定义完提示后，我们只需将提示、模型和输出解析器串联在一起：

chain = prompt | model | parser
chain.invoke({"query": query})

People(people=[Person(name='Anna', height_in_meters=1.83)])

查看相关的 Langsmith trace。

注意，模式在两个地方出现：

在提示中，通过 parser.get_format_instructions()；
在链中，以接收格式化的输出并将其结构化为 Python 对象（在这种情况下，是 Pydantic 对象 People）。

自定义解析

如果需要，可以使用 LangChain 和 LCEL 轻松创建自定义提示和解析器。

要创建自定义解析器，请定义一个函数，将模型的输出（通常是一个 AIMessage）解析为您选择的对象。

请参见下面的 JSON 解析器的简单实现。

import json
import re
from typing import List, Optional

from langchain_anthropic.chat_models import ChatAnthropic
from langchain_core.messages import AIMessage
from langchain_core.prompts import ChatPromptTemplate
from langchain_core.pydantic_v1 import BaseModel, Field, validator


class Person(BaseModel):
    """关于一个人的信息。"""

    name: str = Field(..., description="这个人的名字")
    height_in_meters: float = Field(
        ..., description="这个人的身高，以米为单位。"
    )


class People(BaseModel):
    """文本中所有人的身份信息。"""

    people: List[Person]


# 提示
prompt = ChatPromptTemplate.from_messages(
    [
        (
            "system",
            "回答用户查询。

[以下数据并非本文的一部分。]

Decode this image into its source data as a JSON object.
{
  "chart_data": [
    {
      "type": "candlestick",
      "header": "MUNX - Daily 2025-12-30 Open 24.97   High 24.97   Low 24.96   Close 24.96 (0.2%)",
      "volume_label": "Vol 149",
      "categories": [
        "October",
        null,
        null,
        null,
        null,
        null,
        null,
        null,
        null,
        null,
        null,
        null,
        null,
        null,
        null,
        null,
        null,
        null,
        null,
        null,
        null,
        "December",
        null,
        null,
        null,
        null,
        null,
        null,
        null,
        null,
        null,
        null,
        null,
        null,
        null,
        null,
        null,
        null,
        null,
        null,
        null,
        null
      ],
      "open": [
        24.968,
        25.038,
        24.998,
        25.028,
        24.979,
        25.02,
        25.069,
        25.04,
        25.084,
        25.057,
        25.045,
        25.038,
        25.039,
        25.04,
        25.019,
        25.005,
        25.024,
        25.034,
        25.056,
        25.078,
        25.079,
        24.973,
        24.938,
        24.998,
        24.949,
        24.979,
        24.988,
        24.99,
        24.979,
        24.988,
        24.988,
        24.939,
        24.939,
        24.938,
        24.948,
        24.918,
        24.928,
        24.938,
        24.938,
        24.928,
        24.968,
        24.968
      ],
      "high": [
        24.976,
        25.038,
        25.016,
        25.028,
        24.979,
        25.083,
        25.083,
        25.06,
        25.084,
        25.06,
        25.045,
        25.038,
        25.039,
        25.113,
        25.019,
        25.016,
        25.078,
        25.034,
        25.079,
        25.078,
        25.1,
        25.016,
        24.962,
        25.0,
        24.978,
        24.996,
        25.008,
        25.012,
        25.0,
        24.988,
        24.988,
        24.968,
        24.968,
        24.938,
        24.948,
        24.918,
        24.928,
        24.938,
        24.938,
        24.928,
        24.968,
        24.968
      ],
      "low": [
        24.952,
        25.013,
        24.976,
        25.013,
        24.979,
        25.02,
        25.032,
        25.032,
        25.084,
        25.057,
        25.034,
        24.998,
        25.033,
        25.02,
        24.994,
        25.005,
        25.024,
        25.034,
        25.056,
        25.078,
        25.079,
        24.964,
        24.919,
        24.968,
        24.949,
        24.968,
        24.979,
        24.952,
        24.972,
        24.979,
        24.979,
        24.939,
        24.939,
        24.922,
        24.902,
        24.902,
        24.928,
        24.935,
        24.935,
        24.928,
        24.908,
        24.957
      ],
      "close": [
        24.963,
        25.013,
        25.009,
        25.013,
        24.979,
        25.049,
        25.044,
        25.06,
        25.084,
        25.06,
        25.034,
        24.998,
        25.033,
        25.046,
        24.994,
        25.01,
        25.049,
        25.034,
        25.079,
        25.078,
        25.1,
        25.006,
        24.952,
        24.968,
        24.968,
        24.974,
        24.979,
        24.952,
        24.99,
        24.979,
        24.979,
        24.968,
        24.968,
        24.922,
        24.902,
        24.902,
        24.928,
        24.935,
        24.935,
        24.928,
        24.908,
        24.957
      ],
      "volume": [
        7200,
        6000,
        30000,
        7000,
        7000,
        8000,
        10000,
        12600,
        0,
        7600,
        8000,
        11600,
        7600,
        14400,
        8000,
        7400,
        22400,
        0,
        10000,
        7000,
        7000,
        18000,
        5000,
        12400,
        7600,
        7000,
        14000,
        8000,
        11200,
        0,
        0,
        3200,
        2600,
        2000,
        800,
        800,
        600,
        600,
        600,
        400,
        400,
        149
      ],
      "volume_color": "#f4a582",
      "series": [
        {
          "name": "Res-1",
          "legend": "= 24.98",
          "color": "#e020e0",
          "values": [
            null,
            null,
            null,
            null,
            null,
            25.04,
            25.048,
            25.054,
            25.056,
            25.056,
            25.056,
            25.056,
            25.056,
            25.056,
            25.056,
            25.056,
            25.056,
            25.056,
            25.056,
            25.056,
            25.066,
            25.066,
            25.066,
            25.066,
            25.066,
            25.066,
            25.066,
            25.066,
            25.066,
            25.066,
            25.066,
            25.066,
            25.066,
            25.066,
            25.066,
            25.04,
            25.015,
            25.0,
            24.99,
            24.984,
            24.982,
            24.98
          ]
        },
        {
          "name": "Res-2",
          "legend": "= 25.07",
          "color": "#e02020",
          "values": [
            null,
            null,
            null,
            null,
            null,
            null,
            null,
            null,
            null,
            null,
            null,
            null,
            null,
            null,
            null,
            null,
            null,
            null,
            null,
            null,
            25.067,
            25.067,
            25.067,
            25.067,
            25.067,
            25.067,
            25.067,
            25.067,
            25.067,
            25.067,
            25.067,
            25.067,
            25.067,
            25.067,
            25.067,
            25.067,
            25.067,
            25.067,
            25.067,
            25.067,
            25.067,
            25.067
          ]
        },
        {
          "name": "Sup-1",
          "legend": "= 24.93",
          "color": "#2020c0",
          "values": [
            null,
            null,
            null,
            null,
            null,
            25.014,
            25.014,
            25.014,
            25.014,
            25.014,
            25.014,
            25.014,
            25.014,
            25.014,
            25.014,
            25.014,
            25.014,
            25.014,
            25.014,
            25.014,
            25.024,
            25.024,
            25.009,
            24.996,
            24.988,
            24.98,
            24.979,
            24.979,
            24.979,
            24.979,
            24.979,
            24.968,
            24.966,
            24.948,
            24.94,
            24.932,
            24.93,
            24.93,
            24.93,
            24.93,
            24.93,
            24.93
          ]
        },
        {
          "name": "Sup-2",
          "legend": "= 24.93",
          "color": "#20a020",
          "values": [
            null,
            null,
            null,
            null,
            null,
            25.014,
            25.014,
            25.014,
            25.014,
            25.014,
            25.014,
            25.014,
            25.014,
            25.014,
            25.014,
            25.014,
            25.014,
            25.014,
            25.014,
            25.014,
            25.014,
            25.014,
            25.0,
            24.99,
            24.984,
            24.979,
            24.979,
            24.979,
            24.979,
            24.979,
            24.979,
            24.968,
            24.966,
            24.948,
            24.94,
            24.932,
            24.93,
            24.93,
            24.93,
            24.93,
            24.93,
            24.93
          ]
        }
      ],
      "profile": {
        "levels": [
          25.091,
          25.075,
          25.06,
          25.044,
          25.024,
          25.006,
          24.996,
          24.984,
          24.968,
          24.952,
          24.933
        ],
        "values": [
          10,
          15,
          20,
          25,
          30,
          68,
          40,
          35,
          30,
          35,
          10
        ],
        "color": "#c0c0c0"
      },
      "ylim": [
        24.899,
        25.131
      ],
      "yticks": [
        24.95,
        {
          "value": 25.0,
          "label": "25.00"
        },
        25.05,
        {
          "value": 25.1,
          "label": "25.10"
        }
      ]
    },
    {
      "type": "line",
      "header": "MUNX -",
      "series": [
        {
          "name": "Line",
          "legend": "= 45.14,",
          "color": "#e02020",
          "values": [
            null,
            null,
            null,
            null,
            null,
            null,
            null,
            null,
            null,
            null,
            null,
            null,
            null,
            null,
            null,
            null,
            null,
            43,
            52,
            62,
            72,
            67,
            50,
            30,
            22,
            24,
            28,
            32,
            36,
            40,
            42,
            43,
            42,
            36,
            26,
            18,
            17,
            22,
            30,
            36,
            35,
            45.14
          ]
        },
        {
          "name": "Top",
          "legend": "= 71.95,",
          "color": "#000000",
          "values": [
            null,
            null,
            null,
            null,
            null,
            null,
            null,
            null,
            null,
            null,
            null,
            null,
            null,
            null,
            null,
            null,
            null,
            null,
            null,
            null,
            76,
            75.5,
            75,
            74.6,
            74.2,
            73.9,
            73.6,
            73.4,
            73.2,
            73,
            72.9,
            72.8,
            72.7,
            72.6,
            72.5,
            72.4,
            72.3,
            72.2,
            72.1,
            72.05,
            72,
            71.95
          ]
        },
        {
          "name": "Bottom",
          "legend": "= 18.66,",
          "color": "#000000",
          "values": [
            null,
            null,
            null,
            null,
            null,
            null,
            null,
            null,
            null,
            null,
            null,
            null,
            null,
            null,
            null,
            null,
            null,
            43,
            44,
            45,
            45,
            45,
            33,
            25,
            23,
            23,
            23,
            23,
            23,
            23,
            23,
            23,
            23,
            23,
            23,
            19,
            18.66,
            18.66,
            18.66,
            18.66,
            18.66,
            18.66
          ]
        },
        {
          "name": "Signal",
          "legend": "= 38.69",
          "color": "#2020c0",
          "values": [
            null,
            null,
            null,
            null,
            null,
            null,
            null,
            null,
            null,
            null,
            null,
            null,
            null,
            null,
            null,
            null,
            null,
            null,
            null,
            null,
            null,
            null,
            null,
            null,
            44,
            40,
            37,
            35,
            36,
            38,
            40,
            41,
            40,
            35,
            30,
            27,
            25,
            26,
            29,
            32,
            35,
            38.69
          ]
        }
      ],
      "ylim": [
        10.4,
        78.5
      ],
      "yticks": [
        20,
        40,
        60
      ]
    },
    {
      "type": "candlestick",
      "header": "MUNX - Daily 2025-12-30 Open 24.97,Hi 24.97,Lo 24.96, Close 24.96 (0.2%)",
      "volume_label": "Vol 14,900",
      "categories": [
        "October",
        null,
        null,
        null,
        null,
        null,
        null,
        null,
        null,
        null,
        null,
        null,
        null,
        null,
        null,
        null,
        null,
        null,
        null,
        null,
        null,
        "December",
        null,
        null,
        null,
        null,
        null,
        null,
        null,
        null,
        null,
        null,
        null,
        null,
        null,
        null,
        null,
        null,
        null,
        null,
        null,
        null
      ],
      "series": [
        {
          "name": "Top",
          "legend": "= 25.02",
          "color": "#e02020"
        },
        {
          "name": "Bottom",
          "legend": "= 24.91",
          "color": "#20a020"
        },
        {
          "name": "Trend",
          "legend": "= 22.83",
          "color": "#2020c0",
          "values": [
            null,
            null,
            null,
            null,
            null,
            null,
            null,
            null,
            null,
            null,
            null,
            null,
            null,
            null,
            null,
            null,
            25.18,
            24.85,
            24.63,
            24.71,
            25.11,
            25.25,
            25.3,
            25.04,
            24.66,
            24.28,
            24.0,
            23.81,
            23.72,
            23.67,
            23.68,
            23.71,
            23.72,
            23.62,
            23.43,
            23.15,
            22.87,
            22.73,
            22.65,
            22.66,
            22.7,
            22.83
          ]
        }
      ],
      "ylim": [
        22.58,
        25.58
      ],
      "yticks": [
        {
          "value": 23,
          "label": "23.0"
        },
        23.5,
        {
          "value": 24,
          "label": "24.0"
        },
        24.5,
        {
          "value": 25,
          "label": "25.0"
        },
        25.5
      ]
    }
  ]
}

将您的答案输出为与给定架构匹配的 JSON：```json\n{schema}\n```. "
            "确保将答案用 ```json 和 ``` 标签包裹起来",
        ),
        ("human", "{query}"),
    ]
).partial(schema=People.schema())


# 自定义解析器
def extract_json(message: AIMessage) -> List[dict]:
    """从字符串中提取 JSON 内容，该字符串中 JSON 嵌入在 ```json 和 ``` 标签之间。

    参数：
        text (str): 包含 JSON 内容的文本。

    返回：
        list: 提取的 JSON 字符串列表。
    """
    text = message.content
    # 定义正则表达式模式以匹配 JSON 块
    pattern = r"```json(.*?)```"

    # 在字符串中查找模式的所有不重叠匹配项
    matches = re.findall(pattern, text, re.DOTALL)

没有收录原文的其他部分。